I’ve just started reading Etienne Gilson’s The Spirit of Medieval Philosophy, a thick book based on a series of Gifford Lectures he gave around the 1930′s. I usually have trouble writing about this kind of book, because there are so many ideas in it; and by the time I get to the end I’m so tired and so unable to summarize the mass of them that I don’t usually say much more than, “Oh, I liked this one,” or “Oh, I was disappointed.” That is, if I say anything at all. But my previous posts of philosophy have been reasonably popular, and so I hate to say nothing.

Consequently, I’m going to say something about the two chapters I’ve read. That way, I’ve said something, even if I say nothing else. (And by the time I’m done, perhaps the coffee will have kicked in, and I can get on with working on the novel.)

One of Gilson’s big topics was the notion of “Christian Philosophy”; and at the time he gave the lectures he was swimming against the tide, for most people thought that there was no such thing. The argument against “Christian Philosophy” is fairly simple:

  • If you’re dealing with truths that can only be known by divine revelation, then you aren’t doing philosophy (even if you’re using the methods of philosophy); rather, you’re doing theology.
  • If you’re dealing with truths that can be known by pure reason, then these truths are accessible to anyone, and hence aren’t specifically Christian (except in the sense that, God being Truth, all truths are Christian).

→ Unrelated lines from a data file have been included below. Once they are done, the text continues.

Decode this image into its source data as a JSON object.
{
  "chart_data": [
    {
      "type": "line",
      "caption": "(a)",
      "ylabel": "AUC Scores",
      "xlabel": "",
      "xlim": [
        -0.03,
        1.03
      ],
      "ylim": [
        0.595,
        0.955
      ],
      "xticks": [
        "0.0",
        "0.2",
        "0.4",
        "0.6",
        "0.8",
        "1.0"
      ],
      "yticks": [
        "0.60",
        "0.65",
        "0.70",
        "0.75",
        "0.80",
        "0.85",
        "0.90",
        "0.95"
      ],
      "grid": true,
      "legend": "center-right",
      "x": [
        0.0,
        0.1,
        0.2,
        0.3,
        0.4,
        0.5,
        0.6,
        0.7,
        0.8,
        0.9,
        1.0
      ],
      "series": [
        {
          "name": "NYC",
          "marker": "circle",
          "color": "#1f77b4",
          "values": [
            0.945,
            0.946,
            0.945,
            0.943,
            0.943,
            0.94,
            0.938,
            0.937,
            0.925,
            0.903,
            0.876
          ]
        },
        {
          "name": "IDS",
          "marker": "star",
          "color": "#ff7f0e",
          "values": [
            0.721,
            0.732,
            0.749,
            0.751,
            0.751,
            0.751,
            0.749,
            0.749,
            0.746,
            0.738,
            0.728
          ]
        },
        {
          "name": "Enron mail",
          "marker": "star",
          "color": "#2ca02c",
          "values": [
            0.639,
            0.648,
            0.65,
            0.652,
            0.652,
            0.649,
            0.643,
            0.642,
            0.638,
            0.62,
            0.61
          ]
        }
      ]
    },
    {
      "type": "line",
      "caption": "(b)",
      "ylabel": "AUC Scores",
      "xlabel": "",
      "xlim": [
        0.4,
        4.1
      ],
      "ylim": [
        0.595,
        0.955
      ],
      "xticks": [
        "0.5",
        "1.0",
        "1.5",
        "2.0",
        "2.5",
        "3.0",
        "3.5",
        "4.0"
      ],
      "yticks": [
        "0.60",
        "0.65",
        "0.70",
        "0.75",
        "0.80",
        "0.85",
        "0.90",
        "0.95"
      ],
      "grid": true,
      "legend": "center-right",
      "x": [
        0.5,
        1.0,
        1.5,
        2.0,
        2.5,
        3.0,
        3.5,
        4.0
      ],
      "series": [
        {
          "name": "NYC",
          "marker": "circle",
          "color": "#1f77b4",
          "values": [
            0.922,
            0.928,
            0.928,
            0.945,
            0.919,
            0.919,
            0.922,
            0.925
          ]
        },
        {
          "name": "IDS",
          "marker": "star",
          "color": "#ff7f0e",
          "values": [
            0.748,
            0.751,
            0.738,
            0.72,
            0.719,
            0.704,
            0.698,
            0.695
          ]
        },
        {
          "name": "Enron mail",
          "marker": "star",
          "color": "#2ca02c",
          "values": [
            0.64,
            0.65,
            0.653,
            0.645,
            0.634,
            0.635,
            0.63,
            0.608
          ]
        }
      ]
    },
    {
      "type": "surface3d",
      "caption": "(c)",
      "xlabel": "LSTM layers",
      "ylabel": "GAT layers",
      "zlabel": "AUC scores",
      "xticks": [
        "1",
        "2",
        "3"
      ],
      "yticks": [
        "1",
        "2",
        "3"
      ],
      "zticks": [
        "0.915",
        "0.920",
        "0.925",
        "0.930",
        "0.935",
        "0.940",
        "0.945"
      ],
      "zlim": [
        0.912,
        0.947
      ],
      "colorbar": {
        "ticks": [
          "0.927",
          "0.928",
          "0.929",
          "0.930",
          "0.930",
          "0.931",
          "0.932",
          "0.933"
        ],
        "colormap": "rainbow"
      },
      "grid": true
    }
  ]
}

This argument presumes that truths are divided into two distinct, non-overlapping categories: truths known by divine revelation, and truths known by pure reason. Theology deals with the first, philosophy with the second.

Gilson’s counter-argument is also simple: these categories overlap. There are truths that God has made known by divine revelation that can also be known by pure reason. St. Thomas Aquinas says that God has revealed many truths needed for salvation that can also be known by philosophical methods, because relatively few men have the time to do the philosophical work needed to discover them, and because men are inclined to make mistakes.

Because of this overlap, the Christian Philosopher is inspired to seek the rational foundation for revealed truths, and so comes to understand the purely philosophical in a deeper way. For example, says Gilson, Aristotle understood the Unmoved Mover as Truth but not as Being itself; that was a truth revealed by God, who told Moses “I Am”. But if the Unmoved Mover is Being itself, then all other being flows from it; we have a Creator. From this comes St. Anselm’s Ontological Argument, and St. Thomas’ Five Ways. These are truths accessible to reason, but which reason did not attain until Christianity pointed the way.